O presidente da Corte sustentou que a Constituição define um sistema nacional de Educação. “Partindo do pressuposto de que a Carta da República concebeu um projeto de política nacional de educação, não vislumbro razão para compreender como adequada a existência de uma diferenciação remuneratória entre docentes e pesquisadores que exercem as mesmas funções em instituições de ensino superior de entidades federativas distintas.”
“Esse reconhecimento parte da consideração de que os professores que exercem as atividades de ensino e pesquisa nas universidades estaduais devem ser tratados em direito e obrigações de forma isonômica aos docentes vinculados às universidades federais”, disse Toffoli ao ressaltar a importância da valorização da educação enquanto ‘política nacional de Estado’.
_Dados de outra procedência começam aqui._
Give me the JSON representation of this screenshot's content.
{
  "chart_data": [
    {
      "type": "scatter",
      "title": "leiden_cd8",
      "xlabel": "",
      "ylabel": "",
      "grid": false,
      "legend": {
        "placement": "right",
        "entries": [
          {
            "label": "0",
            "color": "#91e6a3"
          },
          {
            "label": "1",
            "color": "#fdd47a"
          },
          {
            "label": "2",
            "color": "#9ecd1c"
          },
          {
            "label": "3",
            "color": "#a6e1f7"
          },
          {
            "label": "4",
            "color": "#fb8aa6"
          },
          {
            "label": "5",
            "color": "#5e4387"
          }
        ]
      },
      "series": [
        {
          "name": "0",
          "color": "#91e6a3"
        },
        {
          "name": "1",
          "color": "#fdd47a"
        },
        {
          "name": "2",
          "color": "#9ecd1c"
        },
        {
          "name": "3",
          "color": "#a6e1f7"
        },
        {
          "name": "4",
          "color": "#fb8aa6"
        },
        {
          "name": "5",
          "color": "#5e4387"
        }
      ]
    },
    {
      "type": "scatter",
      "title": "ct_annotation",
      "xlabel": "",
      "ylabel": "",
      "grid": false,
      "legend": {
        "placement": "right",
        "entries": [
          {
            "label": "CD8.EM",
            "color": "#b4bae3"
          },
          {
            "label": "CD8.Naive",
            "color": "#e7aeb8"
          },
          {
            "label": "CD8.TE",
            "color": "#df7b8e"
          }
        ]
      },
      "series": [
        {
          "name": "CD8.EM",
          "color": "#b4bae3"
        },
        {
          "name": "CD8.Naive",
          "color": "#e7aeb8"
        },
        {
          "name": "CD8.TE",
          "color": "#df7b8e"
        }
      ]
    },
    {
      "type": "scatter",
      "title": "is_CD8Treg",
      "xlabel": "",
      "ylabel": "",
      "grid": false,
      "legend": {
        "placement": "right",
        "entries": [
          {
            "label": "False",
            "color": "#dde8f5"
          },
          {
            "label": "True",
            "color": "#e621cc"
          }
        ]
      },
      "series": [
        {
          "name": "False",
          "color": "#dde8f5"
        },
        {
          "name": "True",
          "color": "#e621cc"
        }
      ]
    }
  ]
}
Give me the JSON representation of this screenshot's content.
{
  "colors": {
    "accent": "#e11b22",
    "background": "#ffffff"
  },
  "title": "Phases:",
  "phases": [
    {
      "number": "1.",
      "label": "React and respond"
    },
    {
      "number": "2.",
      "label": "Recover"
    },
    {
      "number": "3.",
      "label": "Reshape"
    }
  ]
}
O ministro encaminhou a liminar para Gilmar Mendes, relator do caso no Supremo. O plenário ainda deverá deliberar definitivamente sobre a decisão após o recesso do Judiciário, em fevereiro.
O salário dos professores das universidades estaduais têm hoje como referência o salário dos governadores de cada estado. O PSD acusava a regra de criar “injustificável distinção” entre os direitos remuneratórios por conta da vinculação das instituições de ensino a diferentes entes federativos. Ainda, dizia que ela era imposta por “interpretações danosas ao ensino superior e ao progresso científico e cultural do país”.
Fique atento!
» Para corrigir as notas, o Instituto Nacional de Estudos e Pesquisas Educacionais Anísio Teixeira (Inep) pede que os candidatos que se sentirem lesados entrem em contato pelo e-mail enem2019@inep.gov.br;
» No canal de comunicação, segundo o Inep, os interessados devem informar nome completo e CPF;
» Os estudantes ainda podem recorrer por meio de telefone, pelo número: 0800-616161;
» O instituto promete revisar as provas e divulgar um novo resultado até amanhã.
Erro de grafia
Depois de o ministro da Educação, Abraham Weintraub, escrever no Twitter erroneamente a palavra “imprecionante”, o Inep também cometeu uma gafe nas redes sociais. Ao anunciar que mais de 2,5 milhões de pessoas visualizaram as notas do Enem, o instituto escreveu “vizualiação” em vez de “visualização”.